Mr. Trump, by contrast, has taken a hard line against leaving any of President Obama’s political appointees in place as he prepares to take office on Jan. 20 with a mission of dismantling many of his predecessor’s signature foreign and domestic policy achievements. “Political” ambassadors, many of them major donors who are nominated by virtue of close ties with the president, almost always leave at the end of his term; ambassadors who are career diplomats often remain in their posts.
These "ambassadors" were major donors who should never have been confirmed by the Senate and whose very appointments should have led to serious investigations.
The New York Times hilariously tries to pretend that some of these major Obama donors are in any way integral to our diplomatic relations with other countries.
It didn’t have a thing to say when Obama handed out ambassadorships to the UK, Canada, Italy, Germany and France to anyone who raised over six figures for his dirty campaigns.
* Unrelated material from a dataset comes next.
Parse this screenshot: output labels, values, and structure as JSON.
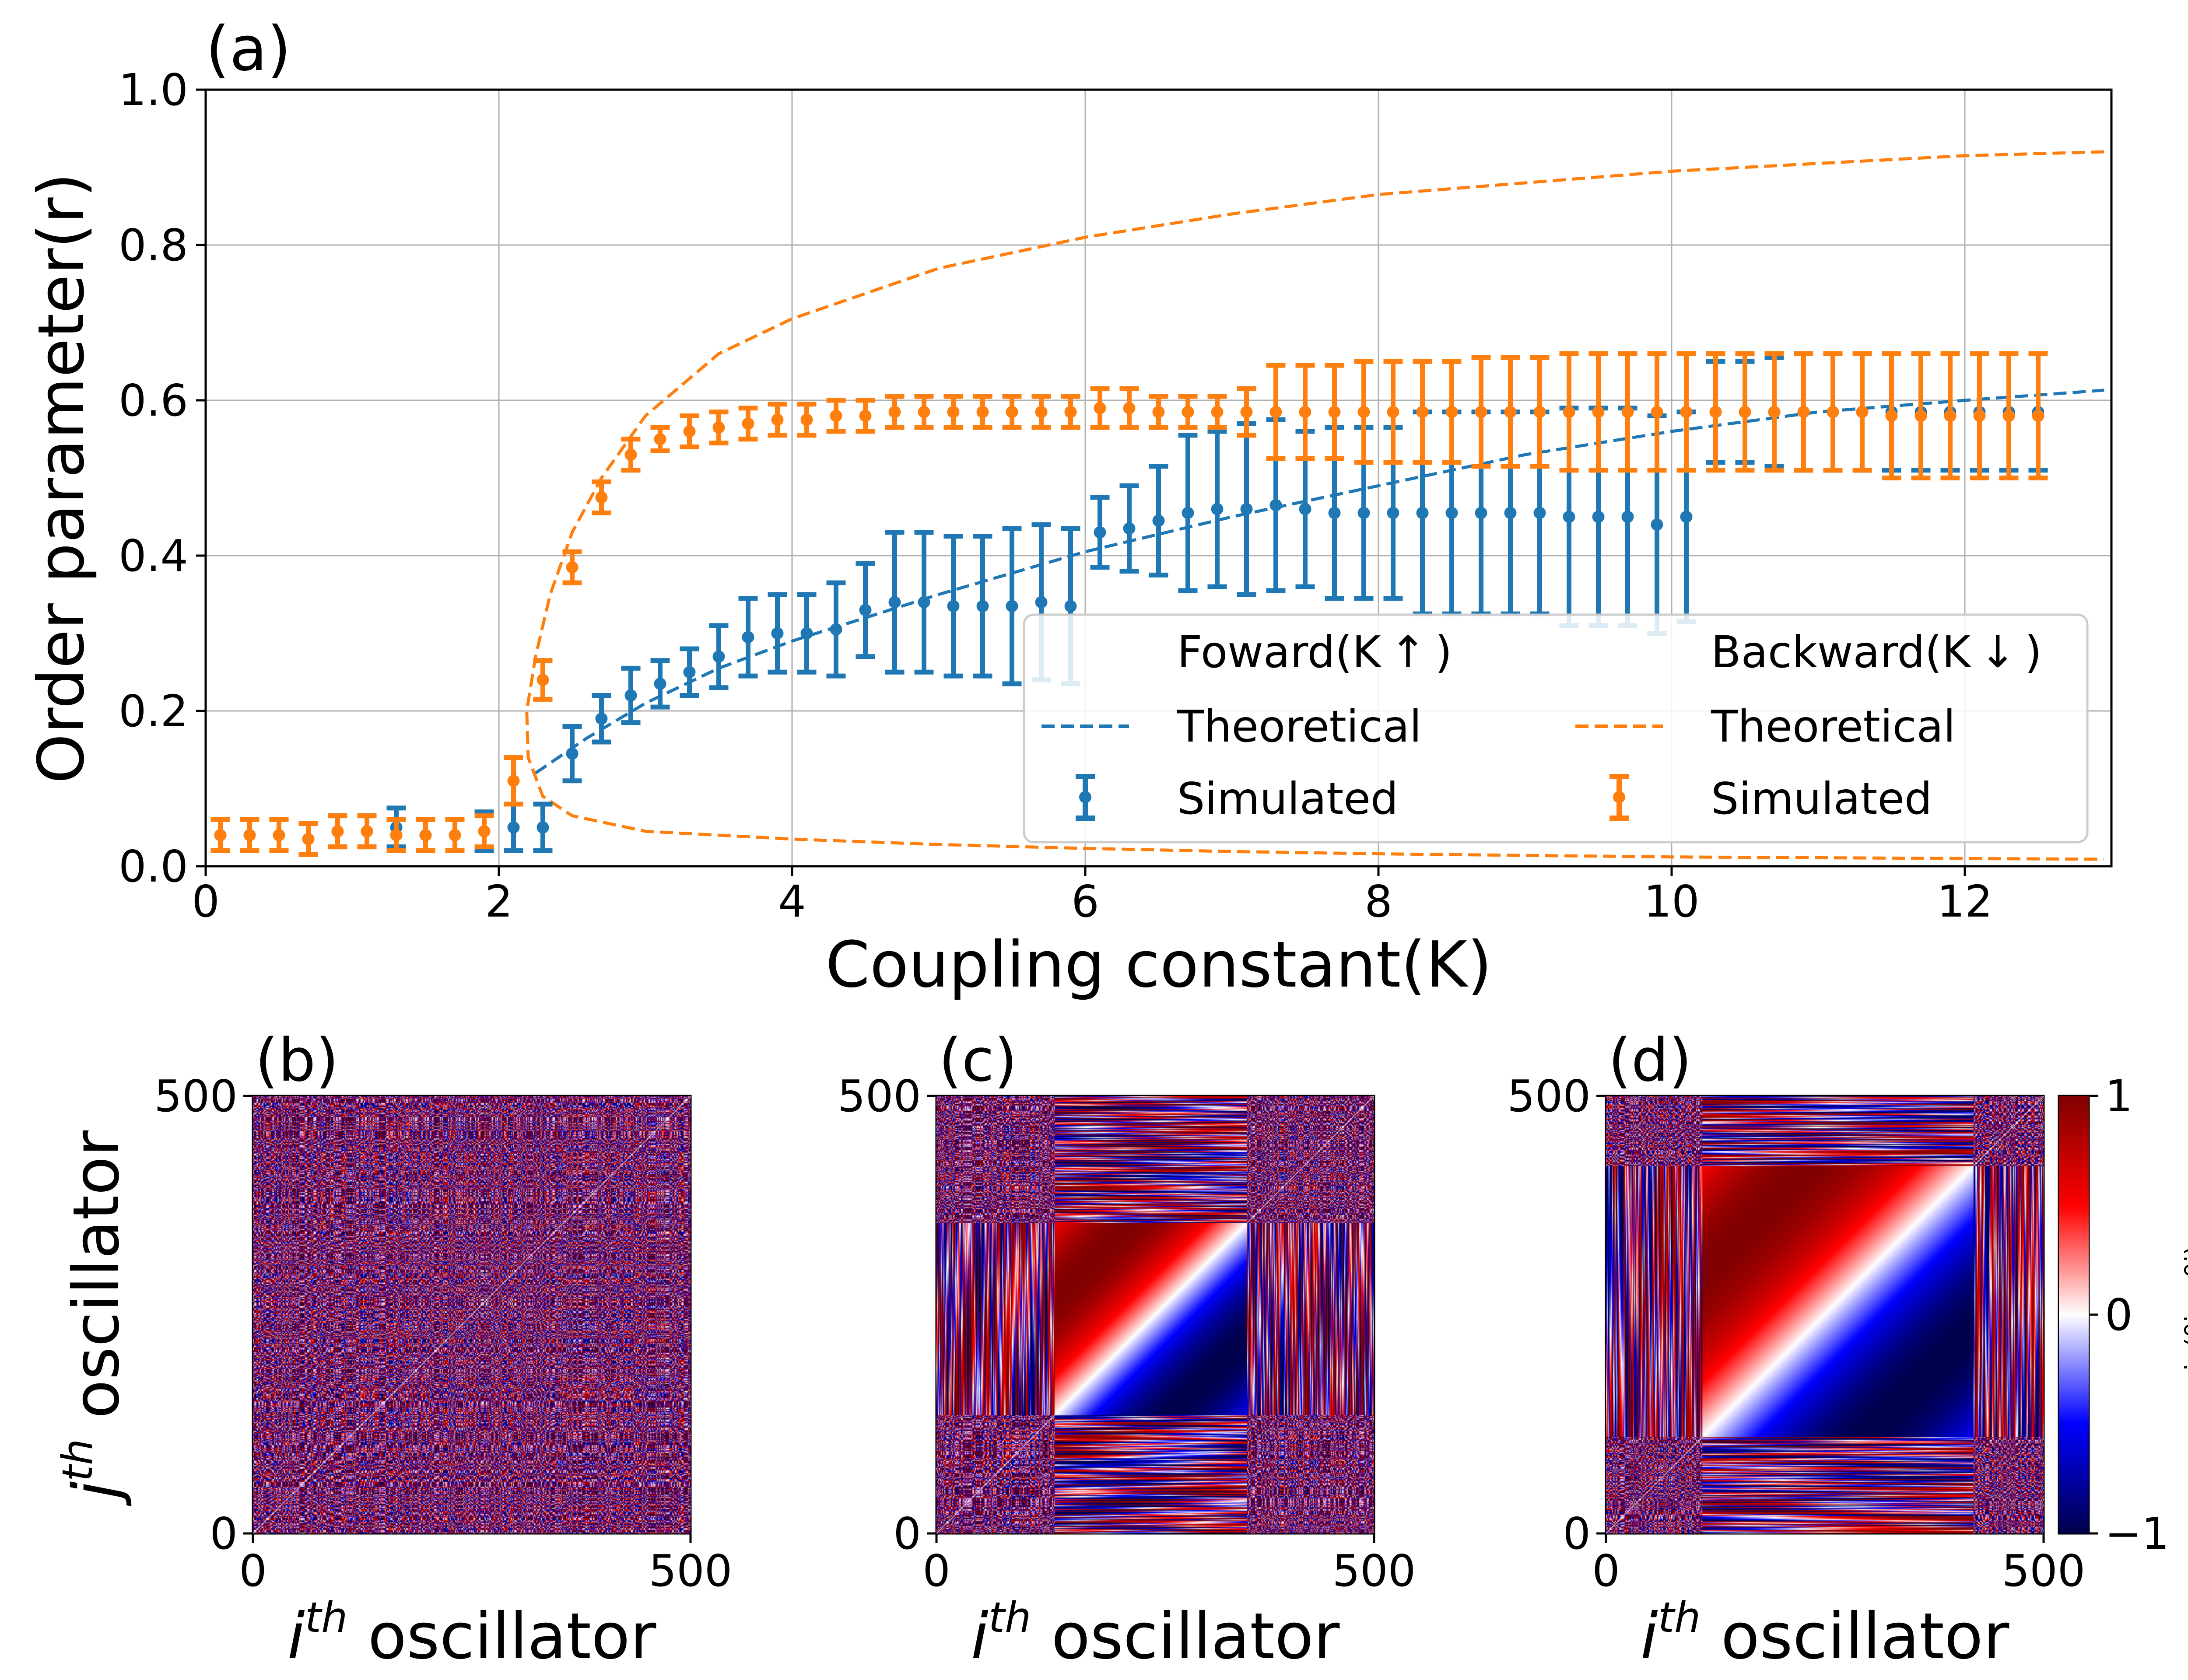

Obama gave John Kerry’s cousin, married to the heiress of the Jack Daniel’s liquor empire, the ambassadorships of Sweden and the United Kingdom after raising millions for him. Not only isn’t anyone involved in this disgusting affair ashamed of it, but the “ambassador’s” official bio on the embassy site boasts that he was “among the first to join Barack Obama’s National Finance Committee”.
Obama made a soap opera producer who raised over $500K, the ambassador to Hungary and the producer of Dr. Dolittle 2, who raised millions for him, the ambassador to Denmark.
But... how will our foreign policy survive without the producer of Dr. Dolittle 2 representing our interests in Hungary?
I'm not especially fond of the professional diplomatic corps, but they are certainly better fit to represent America than whatever random crony managed to bundle six figures for Obama's campaign.